Modify

Opened 7 years ago

Last modified 8 months ago

#6819 reopened defect

DHCP passing through wan to lan on TL-WR1043ND

Reported by: KillaB Owned by: juhosg
Priority: high Milestone: Barrier Breaker 14.07
Component: base system Version: Trunk
Keywords: ar71xx Cc: juhosg

Description

During router boot (running r20010) my client PC is obtaining an IP from my upstream router, requiring a DHCP release/renew once the router is fully booted. Confirmed with wireshark.

Attachments (2)

wr1043.txt (25.1 KB) - added by KillaB 7 years ago.
Timing of OEM firmware
dhcpdump-tl-wr1043nd.txt (4.7 KB) - added by hanno.schupp@… 5 years ago.
dhcpdump from my PC connected to the booting tl-wr1043nd

Download all attachments as: .zip

Change History (37)

comment:1 Changed 7 years ago by nico

That seems really odd because DHCP packets are not usually routed between interfaces without using some kind of DHCP relay or forwarding.

comment:2 Changed 7 years ago by jow

I believe this is "normal", the switch will pass anything through until swconfig finished the vlan setup.

No idea how to fix that though, there will always be a delay until swconfig is launched. During the time between the bootloader initializing (or not initializing) the switch and swconfig taking over, traffic will leak through.

comment:3 Changed 7 years ago by cezary@…

Very early script to isolate wan from switch? Or hard-coded initial vlan for wan in driver.

comment:4 Changed 7 years ago by KillaB

Loaded the original firmware back onto the WR1043ND and confirmed that there is still switch leakage, however the timing of does not allow for the PC to obtain an IP from the upstream DHCP server.

comment:5 Changed 7 years ago by KanjiMonster

Probably the window could be made smaller if the switch driver defaults to a port isolation setup (i.e. all ports can communicate with the cpu port, but not with any other port).

Changed 7 years ago by KillaB

Timing of OEM firmware

comment:6 Changed 7 years ago by KillaB

Sorry for the extra formatting in the attach. It's my first time running cereal and for some reason couldn't strip them out using sed.

comment:7 Changed 7 years ago by Bodlio

Same situation with stock, openwrt and dd-wrt firmwares.
Currently there is no fix :(

comment:8 Changed 7 years ago by KillaB

Yes, there is leakage with the stock firmware, but it is very minimal in comparison with OpenWrt.

The stock firmware appears to do multiple up/down/up actions which causes my PC to think there is a cable disconnect before it can finish it's first DHCP renew.
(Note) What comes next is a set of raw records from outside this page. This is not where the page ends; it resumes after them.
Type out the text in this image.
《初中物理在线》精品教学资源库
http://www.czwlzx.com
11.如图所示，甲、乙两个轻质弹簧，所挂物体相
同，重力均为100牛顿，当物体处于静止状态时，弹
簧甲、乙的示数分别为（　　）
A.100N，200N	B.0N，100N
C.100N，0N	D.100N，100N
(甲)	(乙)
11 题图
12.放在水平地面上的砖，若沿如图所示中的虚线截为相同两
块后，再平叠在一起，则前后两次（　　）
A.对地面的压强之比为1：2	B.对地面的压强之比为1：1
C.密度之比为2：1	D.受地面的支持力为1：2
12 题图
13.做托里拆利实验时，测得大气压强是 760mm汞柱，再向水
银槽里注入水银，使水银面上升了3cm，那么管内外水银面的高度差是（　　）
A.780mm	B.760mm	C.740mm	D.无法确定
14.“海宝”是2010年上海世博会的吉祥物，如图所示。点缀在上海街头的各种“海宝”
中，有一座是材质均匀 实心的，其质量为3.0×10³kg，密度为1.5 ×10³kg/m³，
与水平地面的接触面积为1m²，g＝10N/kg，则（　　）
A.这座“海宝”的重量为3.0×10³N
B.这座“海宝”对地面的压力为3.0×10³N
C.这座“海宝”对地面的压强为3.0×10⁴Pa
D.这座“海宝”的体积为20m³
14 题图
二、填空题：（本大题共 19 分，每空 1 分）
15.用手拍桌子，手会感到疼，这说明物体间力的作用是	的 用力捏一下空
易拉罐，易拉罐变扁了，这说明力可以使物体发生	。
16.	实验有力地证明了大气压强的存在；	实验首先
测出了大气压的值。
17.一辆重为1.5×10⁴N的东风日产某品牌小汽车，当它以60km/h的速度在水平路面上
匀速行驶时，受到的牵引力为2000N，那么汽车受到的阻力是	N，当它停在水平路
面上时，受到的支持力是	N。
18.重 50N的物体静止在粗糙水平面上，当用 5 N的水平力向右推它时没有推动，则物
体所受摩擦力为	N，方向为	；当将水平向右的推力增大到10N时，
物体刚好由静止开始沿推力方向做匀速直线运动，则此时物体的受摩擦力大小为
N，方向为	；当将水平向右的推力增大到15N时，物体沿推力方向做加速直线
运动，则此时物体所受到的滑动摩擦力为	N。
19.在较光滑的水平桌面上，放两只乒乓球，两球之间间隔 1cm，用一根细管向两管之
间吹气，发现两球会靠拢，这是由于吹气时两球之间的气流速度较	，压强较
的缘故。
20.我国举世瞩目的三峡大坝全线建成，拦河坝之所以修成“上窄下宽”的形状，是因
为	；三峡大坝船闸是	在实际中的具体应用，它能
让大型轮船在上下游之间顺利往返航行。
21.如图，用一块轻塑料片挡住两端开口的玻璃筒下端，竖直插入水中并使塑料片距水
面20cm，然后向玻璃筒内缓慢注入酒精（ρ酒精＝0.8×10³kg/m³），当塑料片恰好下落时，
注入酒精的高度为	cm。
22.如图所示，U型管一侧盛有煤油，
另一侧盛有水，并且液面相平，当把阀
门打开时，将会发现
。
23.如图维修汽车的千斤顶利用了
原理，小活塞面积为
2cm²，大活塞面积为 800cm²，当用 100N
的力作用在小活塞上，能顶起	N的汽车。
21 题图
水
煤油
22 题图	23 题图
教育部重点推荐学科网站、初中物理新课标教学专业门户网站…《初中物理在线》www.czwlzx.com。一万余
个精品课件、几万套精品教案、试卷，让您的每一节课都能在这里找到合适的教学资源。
By the time the switch is fully configured and the firewall is up, I can obtain an IP in the proper subnet. Sadly with OpenWrt, this is not the case. I'm able to obtain an IP through the switch during boot, which requires a manual DHCP release/renew to correct.

comment:9 Changed 6 years ago by KillaB

Is this a problem with just the WR1043ND, or all rtl8366 switch based devices?

I just connected the WAN port of my WR1043ND to an ADSL modem in bridged mode (no PPPoX with my ISP) and rebooted. In the short time it took for the WR1043ND to boot, my LAN devices had already pulled two public IP's from my ISP!

comment:10 Changed 6 years ago by jow

It probably affects all devices with no dedicated phy for wan.

comment:11 Changed 6 years ago by anonymous

If the WAN port is always on the same switch port, hardcoding a different vlan for it on the driver or simply keeping it down until configured seems to be the most elegant way

comment:12 Changed 6 years ago by anonymous

I there any fix for that? Still present on 10.3.1rc4.

comment:13 Changed 6 years ago by anonymous

Still present in rc4 but I can confirm that early openwrt.groov.pl kamikaze build (maybe r19581) for WR1043ND didn't have this problem, at least my pc's never obtained ip's from upstream router but in rc4 I can even browse around the internet at least maybe 10 seconds before switch gets configured after which I need to release-renew and restart networkings to all my dhcp based client pc's.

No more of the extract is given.